Localized surface plasmon resonances (LSPR) are widely employed for improving the upconversion luminescence (UCL) and photocatalysis. Here, we prepare a nano-semiconductor heterostructure (NSH) consisting of Er-Yb:TiO2 nanosheets (NTs) integrated with plasmonic MoO3-x NTs in a two-step solvothermal processes. The LSPR of MoO3-x amplifies and transfers the near-infrared (NIR) energy to the neighboring Er-Yb:TiO2 UC system, leading to a 182-fold increase in green emissions. Moreover, the LSPR effect extends the absorption range of the Er-Yb:TiO2/MoO3-x NSH from the visible to the NIR region.
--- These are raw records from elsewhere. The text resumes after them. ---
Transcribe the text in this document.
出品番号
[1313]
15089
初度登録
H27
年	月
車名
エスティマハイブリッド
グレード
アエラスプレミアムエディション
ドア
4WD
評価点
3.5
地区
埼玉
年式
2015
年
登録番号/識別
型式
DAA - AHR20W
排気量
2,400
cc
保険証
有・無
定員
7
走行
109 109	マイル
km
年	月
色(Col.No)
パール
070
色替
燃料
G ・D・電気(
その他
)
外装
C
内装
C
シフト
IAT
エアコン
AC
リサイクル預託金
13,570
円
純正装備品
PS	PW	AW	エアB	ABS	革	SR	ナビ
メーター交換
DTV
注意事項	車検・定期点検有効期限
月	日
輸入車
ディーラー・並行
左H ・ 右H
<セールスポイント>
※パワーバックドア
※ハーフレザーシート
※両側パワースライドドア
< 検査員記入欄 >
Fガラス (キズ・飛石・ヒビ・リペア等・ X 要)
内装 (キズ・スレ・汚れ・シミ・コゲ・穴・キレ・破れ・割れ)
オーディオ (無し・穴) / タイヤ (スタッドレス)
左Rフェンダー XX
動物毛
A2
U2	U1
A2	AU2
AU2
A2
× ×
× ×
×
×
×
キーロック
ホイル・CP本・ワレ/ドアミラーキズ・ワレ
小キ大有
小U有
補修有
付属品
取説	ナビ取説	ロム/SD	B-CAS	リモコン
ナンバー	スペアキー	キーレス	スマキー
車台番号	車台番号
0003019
The interface of the Er-Yb:TiO2/MoO3-x NSH acts as a charge carrier channel to separate the plasmon-induced electrons and holes effectively. We perform H-2 production experiments of Er-Yb:TiO2/MoO3-x NSH from ammonia borane (BH3NH3). Upon the excitation of a 980 nm laser, the H-2 production of the Er-Yb:TiO2/MoO3-x NSH is 1.5 times and 61 times higher than that of the MoO3, NTs and BH3NH3. In addition, the H-2 yield is 2.5 times and 52 times higher than that of the MoO3. x NTs and BH3NH3 under the irradiation of simulated sunlight (AM 1.5), demonstrating the superior photocatalytic properties of the Er-Yb:TiO2/MoO3-x NSH.